English

Dojo: Tesla shows its own D1 chip and ExaFLOPS supercomputer

Aug 21, 2021

732

For the training of artificial neural networks, Tesla is currently still using accelerators from Nvidia. With the Dojo and the specially developed “D1” processors, Tesla is currently building its own supercomputer, which is supposed to deliver more performance with less consumption and less space.

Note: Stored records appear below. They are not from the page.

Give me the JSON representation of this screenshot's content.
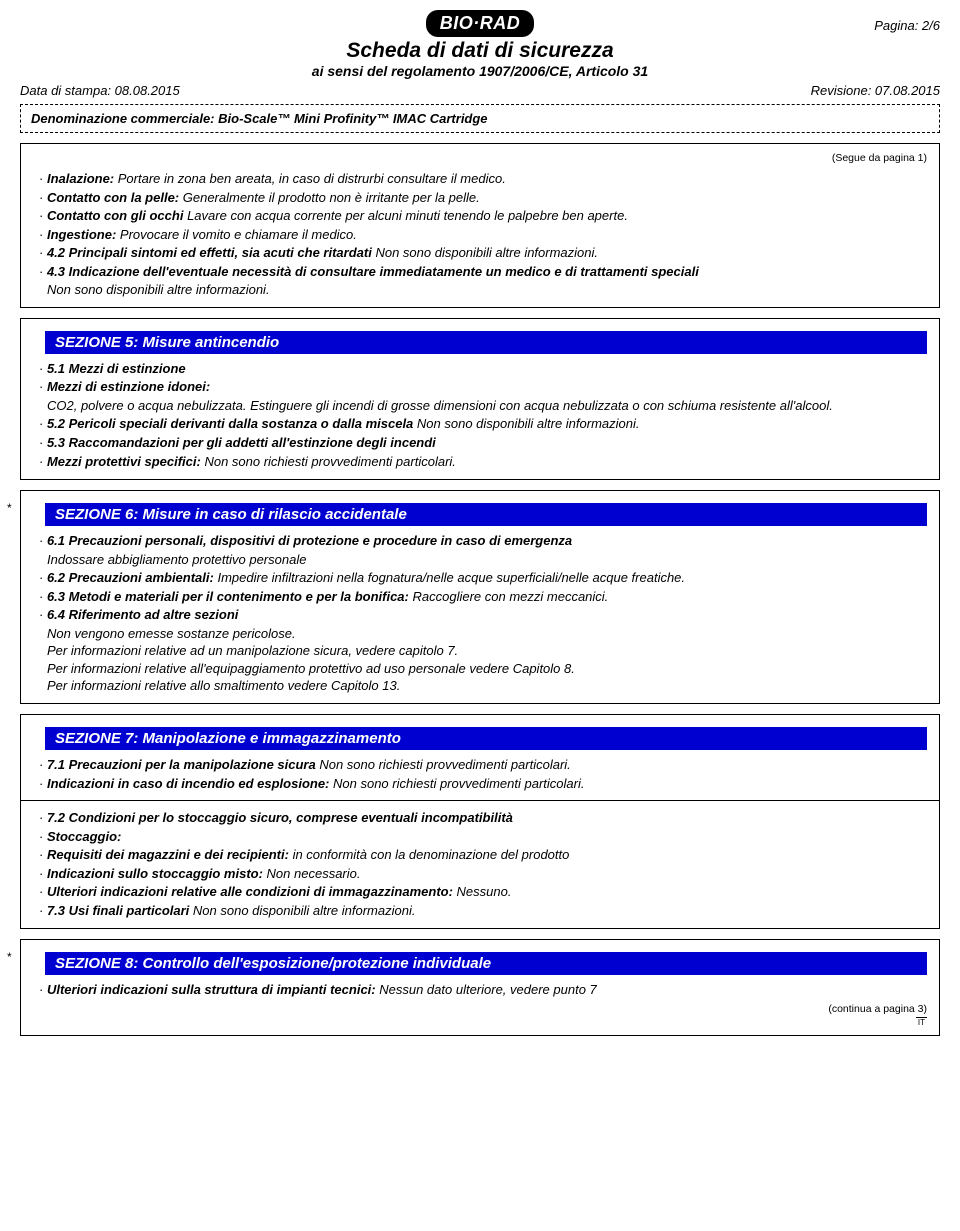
{
  "header": {
    "logo_text": "BIO·RAD",
    "main_title": "Scheda di dati di sicurezza",
    "sub_title": "ai sensi del regolamento 1907/2006/CE, Articolo 31",
    "page_label": "Pagina: 2/6",
    "print_date": "Data di stampa: 08.08.2015",
    "revision": "Revisione: 07.08.2015"
  },
  "denomination_label": "Denominazione commerciale:",
  "denomination_value": "Bio-Scale™ Mini Profinity™ IMAC Cartridge",
  "continues_from": "(Segue da pagina 1)",
  "section4": {
    "items": [
      {
        "label": "Inalazione:",
        "text": "Portare in zona ben areata, in caso di distrurbi consultare il medico."
      },
      {
        "label": "Contatto con la pelle:",
        "text": "Generalmente il prodotto non è irritante per la pelle."
      },
      {
        "label": "Contatto con gli occhi",
        "text": "Lavare con acqua corrente per alcuni minuti tenendo le palpebre ben aperte."
      },
      {
        "label": "Ingestione:",
        "text": "Provocare il vomito e chiamare il medico."
      },
      {
        "label": "4.2 Principali sintomi ed effetti, sia acuti che ritardati",
        "text": "Non sono disponibili altre informazioni."
      },
      {
        "label": "4.3 Indicazione dell'eventuale necessità di consultare immediatamente un medico e di trattamenti speciali",
        "text": ""
      }
    ],
    "extra_line": "Non sono disponibili altre informazioni."
  },
  "section5": {
    "title": "SEZIONE 5: Misure antincendio",
    "lines": [
      {
        "type": "bolditem",
        "text": "5.1 Mezzi di estinzione"
      },
      {
        "type": "bolditem",
        "text": "Mezzi di estinzione idonei:"
      },
      {
        "type": "plain",
        "text": "CO2, polvere o acqua nebulizzata. Estinguere gli incendi di grosse dimensioni con acqua nebulizzata o con schiuma resistente all'alcool."
      },
      {
        "type": "mixed",
        "label": "5.2 Pericoli speciali derivanti dalla sostanza o dalla miscela",
        "text": "Non sono disponibili altre informazioni."
      },
      {
        "type": "bolditem",
        "text": "5.3 Raccomandazioni per gli addetti all'estinzione degli incendi"
      },
      {
        "type": "mixed",
        "label": "Mezzi protettivi specifici:",
        "text": "Non sono richiesti provvedimenti particolari."
      }
    ]
  },
  "section6": {
    "title": "SEZIONE 6: Misure in caso di rilascio accidentale",
    "lines": [
      {
        "type": "bolditem",
        "text": "6.1 Precauzioni personali, dispositivi di protezione e procedure in caso di emergenza"
      },
      {
        "type": "plain",
        "text": "Indossare abbigliamento protettivo personale"
      },
      {
        "type": "mixed",
        "label": "6.2 Precauzioni ambientali:",
        "text": "Impedire infiltrazioni nella fognatura/nelle acque superficiali/nelle acque freatiche."
      },
      {
        "type": "mixed",
        "label": "6.3 Metodi e materiali per il contenimento e per la bonifica:",
        "text": "Raccogliere con mezzi meccanici."
      },
      {
        "type": "bolditem",
        "text": "6.4 Riferimento ad altre sezioni"
      },
      {
        "type": "plain",
        "text": "Non vengono emesse sostanze pericolose."
      },
      {
        "type": "plain",
        "text": "Per informazioni relative ad un manipolazione sicura, vedere capitolo 7."
      },
      {
        "type": "plain",
        "text": "Per informazioni relative all'equipaggiamento protettivo ad uso personale vedere Capitolo 8."
      },
      {
        "type": "plain",
        "text": "Per informazioni relative allo smaltimento vedere Capitolo 13."
      }
    ]
  },
  "section7": {
    "title": "SEZIONE 7: Manipolazione e immagazzinamento",
    "block1": [
      {
        "type": "mixed",
        "label": "7.1 Precauzioni per la manipolazione sicura",
        "text": "Non sono richiesti provvedimenti particolari."
      },
      {
        "type": "mixed",
        "label": "Indicazioni in caso di incendio ed esplosione:",
        "text": "Non sono richiesti provvedimenti particolari."
      }
    ],
    "block2": [
      {
        "type": "bolditem",
        "text": "7.2 Condizioni per lo stoccaggio sicuro, comprese eventuali incompatibilità"
      },
      {
        "type": "bolditem",
        "text": "Stoccaggio:"
      },
      {
        "type": "mixed",
        "label": "Requisiti dei magazzini e dei recipienti:",
        "text": "in conformità con la denominazione del prodotto"
      },
      {
        "type": "mixed",
        "label": "Indicazioni sullo stoccaggio misto:",
        "text": "Non necessario."
      },
      {
        "type": "mixed",
        "label": "Ulteriori indicazioni relative alle condizioni di immagazzinamento:",
        "text": "Nessuno."
      },
      {
        "type": "mixed",
        "label": "7.3 Usi finali particolari",
        "text": "Non sono disponibili altre informazioni."
      }
    ]
  },
  "section8": {
    "title": "SEZIONE 8: Controllo dell'esposizione/protezione individuale",
    "lines": [
      {
        "type": "mixed",
        "label": "Ulteriori indicazioni sulla struttura di impianti tecnici:",
        "text": "Nessun dato ulteriore, vedere punto 7"
      }
    ]
  },
  "continues_to": "(continua a pagina 3)",
  "lang_code": "IT",
  "colors": {
    "section_bg": "#0000d0",
    "section_fg": "#ffffff",
    "text": "#000000",
    "page_bg": "#ffffff"
  }
}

Dojo should achieve over 1 ExaFLOPS.

After the Full Self-Driving Computer (FSD) in the car, specially developed hardware is also in the Tesla data center. Nvidia is losing out in both areas, because in the long term the ampere accelerators are to be replaced by their own Tesla processors. For the training of artificial neural networks, Tesla currently relies on three clusters that work with a total of 11,544 Nvidia GPUs. A smaller cluster with 1,752 GPUs, 5 PB NVMe storage and InfiniBand adapters for networking the components is used for automated labeling, while two larger clusters, one with 4,032 GPUs and 8 PB NVMe storage and one with 5,760 GPUs and 12 PB NVMe storage, responsible for the training with a total of 9,792 GPUs.

D1 chip has 50 billion transistors

Tesla wants to get one with “Project Dojo” Build your own supercomputer architecture. The centerpiece is the specially developed D1 chip with 50 billion transistors from 7 nm production on an area of 645 mm². The processor provides a computing power of 362 TFLOPS based on BF16 and CFP8 (Configurable Floating Point 8) and 22.6 TFLOPS for FP32. Tesla specifies the TDP of the chip as 400 watts.

A D1 consists of 354 training nodes, each of which is home to a 64-bit superscalar CPU with four cores, which is specially designed for 8 × 8 matrix multiplication and the formats FP32, BFP16, CFP8, INT32, INT16 and INT8. Training nodes have a modular structure and, according to Tesla, can be linked in all directions via a “low latency switch fabric” with an on-chip bandwidth of 10 TB/s. Tesla spans an I/O ring with 576 lanes of 112 Gbit/s around the D1 for an off-chip bandwidth of 4 TB/s per side.

scalability without bottleneck

The advantage of the high bandwidth is the potential for scalability without bottlenecks. Tesla can, for example, link 1,500 D1 chips and thus 531,000 of the training nodes with one another without restrictions. “Dojo Interface Processors” are used on two sides of this D1 configuration, which Tesla did not explain further, but which have a fabric to the D1 on the one hand and PCIe Gen4 to the hosts in the data center on the other.